Sentirse traicionado por Salinas de Gortari
En aquella entrevista, Coello Trejo dijo sentirse traicionado tras tener que salir del país por órdenes del entonces presidente Carlos Salinas de Gortari cuando fue parte importante de su administración.
—¿Cómo percibió, de ser muy cercano del presidente Salinas de Gortari a tener que salir del país por órdenes de él? ¿Lo vivió como parte del sistema? ¿Una traición? Porque a los amigos no se les exilia—.
"Me sorprendió mucho, la verdad, la razón que me dieron era que el EZLN iba a secuestrarme, yo le dije a don Arsenio Farell, quien me vino a pedir que yo me fuera por ordenes del señor Presidente (Salinas). Le dije ‘No tengo miedo, que vengan, si ellos son de armas, yo fui de armas. Tengo muchos amigos, muchos policías’. 'Precisamente ese es el temor del Presidente', me dijo.
"Me dolió mucho y más que nada porque no me pude despedir de mis hijos que estaban en la escuela. Sí me sentí traicionado, la verdad; luego me cambian la jugada, que yo había entregado las armas a los zapatistas, eso lo hizo Jorge Carpizo y Mario Ruiz Massieu.
"En el periodo que fui subprocurador vino una investigación en donde detectamos que venía un cargamento de armas desde Hamburgo para llegar a Veracruz, hablé con los (inaudible) y les dije que si detienen el cargamento no vamos a saber para qué narcotraficantes mexicanos vienen, los dejaron pasar y bolas, los agarramos.
"Ese cargamento, el presidente Salinas, se los entregó en un acto público al Ejército mexicano, obviamente él no se acordaba, cuando se da cuenta es cuando me pide que yo regrese y le explico".
Guerra Sucia no la hizo el Estado sino los guerrilleros
Algunas de sus posturas chocan con lo que la mayoría de las personas piensan respecto a sucesos del país, por ejemplo, la llamada Guerra Sucia, en la que sostiene que Rosario Piedra convirtió en bandera política a su hijo desaparecido; “esta señora ha vivido del cuento a partir de entonces”, dice en su libro.
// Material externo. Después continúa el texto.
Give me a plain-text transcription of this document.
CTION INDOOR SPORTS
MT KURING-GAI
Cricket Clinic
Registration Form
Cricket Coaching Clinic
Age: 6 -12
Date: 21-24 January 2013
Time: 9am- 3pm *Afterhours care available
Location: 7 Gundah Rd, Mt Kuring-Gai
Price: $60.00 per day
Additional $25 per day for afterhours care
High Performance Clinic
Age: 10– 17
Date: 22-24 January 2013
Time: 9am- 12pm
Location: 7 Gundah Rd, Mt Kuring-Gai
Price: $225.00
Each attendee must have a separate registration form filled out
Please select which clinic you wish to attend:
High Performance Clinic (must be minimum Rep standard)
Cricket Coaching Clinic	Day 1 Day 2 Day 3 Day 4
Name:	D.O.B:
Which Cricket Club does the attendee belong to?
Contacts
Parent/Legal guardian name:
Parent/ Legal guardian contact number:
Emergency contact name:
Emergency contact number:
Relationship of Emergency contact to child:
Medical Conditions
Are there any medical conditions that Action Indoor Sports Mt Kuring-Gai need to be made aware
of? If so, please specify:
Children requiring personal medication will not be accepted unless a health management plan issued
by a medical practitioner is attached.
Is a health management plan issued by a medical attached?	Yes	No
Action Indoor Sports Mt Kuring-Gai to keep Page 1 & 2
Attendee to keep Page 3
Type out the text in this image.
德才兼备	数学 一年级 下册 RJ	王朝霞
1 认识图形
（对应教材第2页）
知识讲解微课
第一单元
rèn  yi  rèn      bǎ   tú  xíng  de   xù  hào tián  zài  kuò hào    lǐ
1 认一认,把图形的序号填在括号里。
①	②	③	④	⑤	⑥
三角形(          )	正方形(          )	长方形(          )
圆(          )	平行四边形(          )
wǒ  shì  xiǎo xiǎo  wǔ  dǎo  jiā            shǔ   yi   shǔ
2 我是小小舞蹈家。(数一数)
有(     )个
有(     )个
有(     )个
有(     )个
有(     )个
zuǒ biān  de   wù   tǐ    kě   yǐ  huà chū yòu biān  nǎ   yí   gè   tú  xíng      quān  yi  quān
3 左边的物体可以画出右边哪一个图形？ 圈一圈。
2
“La Guerra Sucia no la hizo el Estado, que me perdonen, yo fui ministerio público federal, yo interrogué a muchos guerrilleros (…). Guerrilleros entrenados en Cuba, en Vietnam, ahí están las historias, ametrallaban a la policía cuando estaban comiendo en aquellos famosos módulos de policías; ponían bombas, secuestraban aviones. ¿Qué tenía que hacer el Estado? Combatirlo. La Guerra Sucia fue de ellos, no del Estado.
“¿Muchos desaparecidos? Yo no sé, pero en mi época, cuando yo estuve como fiscal anticorrupción, se hizo una investigación a fondo, muchos de los disque desaparecidos, unos estaban de braceros en Estados Unidos, otros en Cuba”, expuso en entrevista.